鯖対抗戦の翌日。寝ていたら幼女の声が聞こえてくる。自分のサポートロイドのコッペパンの声だ。


「マスター、そろそろ起きて下さい。今日はユリクリウス様のマイルームに行く予定の日ですよ」

「あと30分……」

「……はい、ぎゅー」


化け物みたいなスペックの身体になっても、寝起きに弱いことは変わらない。なおコッペパンに抱きしめられるとすぐに眼が覚める模様。しばらくコッペパンからのハグの感触を味わっていると、徐々に締め付ける力が強くなってくるので流石に眼を覚まして起き上がる。

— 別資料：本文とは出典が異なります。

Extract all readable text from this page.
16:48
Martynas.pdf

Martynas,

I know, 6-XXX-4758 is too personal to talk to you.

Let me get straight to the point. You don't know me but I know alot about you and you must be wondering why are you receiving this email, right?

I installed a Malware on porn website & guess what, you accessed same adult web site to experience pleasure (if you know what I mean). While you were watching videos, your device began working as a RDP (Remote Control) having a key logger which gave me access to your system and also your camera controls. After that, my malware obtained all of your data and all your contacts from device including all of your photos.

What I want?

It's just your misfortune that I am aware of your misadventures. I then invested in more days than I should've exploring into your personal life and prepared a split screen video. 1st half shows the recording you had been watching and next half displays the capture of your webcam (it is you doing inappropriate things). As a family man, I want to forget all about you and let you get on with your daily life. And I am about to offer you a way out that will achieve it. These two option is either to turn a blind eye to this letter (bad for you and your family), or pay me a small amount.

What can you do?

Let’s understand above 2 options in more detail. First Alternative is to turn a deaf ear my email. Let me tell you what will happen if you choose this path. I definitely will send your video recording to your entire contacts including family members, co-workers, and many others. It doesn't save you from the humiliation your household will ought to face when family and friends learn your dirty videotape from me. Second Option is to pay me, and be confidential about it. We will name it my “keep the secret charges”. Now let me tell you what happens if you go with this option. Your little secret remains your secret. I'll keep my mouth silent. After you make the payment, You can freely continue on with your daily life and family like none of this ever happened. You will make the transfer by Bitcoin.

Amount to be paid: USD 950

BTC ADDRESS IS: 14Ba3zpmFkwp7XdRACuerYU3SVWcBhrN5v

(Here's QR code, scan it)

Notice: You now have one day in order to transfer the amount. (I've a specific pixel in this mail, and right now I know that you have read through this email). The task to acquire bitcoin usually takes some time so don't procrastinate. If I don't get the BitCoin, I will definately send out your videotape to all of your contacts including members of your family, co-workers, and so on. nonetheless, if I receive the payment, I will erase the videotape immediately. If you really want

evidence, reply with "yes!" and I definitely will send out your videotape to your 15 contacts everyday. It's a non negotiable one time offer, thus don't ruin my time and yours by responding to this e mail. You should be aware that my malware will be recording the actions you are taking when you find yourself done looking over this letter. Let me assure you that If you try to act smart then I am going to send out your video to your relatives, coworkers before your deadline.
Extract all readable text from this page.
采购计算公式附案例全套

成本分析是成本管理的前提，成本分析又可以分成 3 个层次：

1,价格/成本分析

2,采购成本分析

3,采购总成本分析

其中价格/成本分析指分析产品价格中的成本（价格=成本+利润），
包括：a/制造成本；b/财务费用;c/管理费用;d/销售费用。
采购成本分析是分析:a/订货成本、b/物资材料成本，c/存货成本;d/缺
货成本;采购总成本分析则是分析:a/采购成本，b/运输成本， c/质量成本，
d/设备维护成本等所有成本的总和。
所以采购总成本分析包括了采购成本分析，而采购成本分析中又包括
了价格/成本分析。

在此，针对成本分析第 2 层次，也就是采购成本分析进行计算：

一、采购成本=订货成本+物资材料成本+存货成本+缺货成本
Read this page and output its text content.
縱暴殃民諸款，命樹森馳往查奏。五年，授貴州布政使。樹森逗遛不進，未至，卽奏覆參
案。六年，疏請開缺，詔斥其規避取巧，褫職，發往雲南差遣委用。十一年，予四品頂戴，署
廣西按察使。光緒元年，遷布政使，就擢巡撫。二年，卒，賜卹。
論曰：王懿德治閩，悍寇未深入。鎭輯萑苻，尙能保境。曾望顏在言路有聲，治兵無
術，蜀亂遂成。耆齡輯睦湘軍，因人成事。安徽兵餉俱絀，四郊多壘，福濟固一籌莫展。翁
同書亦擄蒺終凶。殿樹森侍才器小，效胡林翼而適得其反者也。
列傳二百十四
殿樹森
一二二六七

一応この子もレベル125まで上がってるからね。まあ幼いロリっ子にさば折りされるのも良いかも……いや良くない。なんかもう色々と手遅れな気はするがその一線は超えたくない。


「……おはよう」

「おはようございます。既に食事の用意は出来ていますよ」


起き上がって、コロネの作ってくれた朝食を食べる。配給された完全栄養食とか色々と選択肢はあるけど、普通に米や肉も売っているので何パターンか朝食を登録しておいて、それをランダムに出して貰うことにしている。結構なゴールドはかかるけど特別許可証のお蔭で割引価格。特権階級万歳。


まあ、120レべのシアリーだった人は稼ぐ額が尋常じゃないから食料品の割引なんて誤差みたいなものだけど。今日の朝食は色んな果物が入ったグラノーラのようなもの。コロネの手作りである。サポートロイドの調理スキル、基本的にはカンストしているみたいだから安心して台所を任せられるのは良い。


[クロワッサン:コッペパンとコロネも連れていって良いか?]

[ユリクリウス:もち。何のために混浴にしたと思っているんだ]

[クロワッサン:あれ?男性用女性用に分けてなかった?混浴にしたのか]

[ユリクリウス:まあサポートロイドと一緒に温泉入りたいし、スペースを大きくしたかったからな]

[クロワッサン:お、欲望隠さなくなってきたな]


朝食を食べ終えたらユリクリウスに個チャを入れ、支度をしてユリクリウスのマイルームに移動。コッペパンとコロネも一緒に来て良いとのことだったので、3人でパーティーを組み、マイルームへ移動するとコッペパンとコロネもついて来る。ちょっとここら辺は、ゲームの仕様と変わってるな。まあ現実にいるから当然なんだけど。


「ちわす」

「お、来た来た。ユリクリウスとサタンちゃんとゆうしゃちゃんは温泉入ってるわよ」

「……ふわわさん水着っすか。というか男性になったんだから他人のサポートロイドをじっくり見るのはもう犯罪クラスですよ?」

「良いじゃない別に。はー、うちの子達の水着姿可愛いわー」


ユリクリウスのマイルームに行くと、既にふわわさんが来ていて自分と同じように連れて来たサポートロイド3人の水着着せ替えをしていた。そういうのは来る前に自分のマイルームでやってくれ。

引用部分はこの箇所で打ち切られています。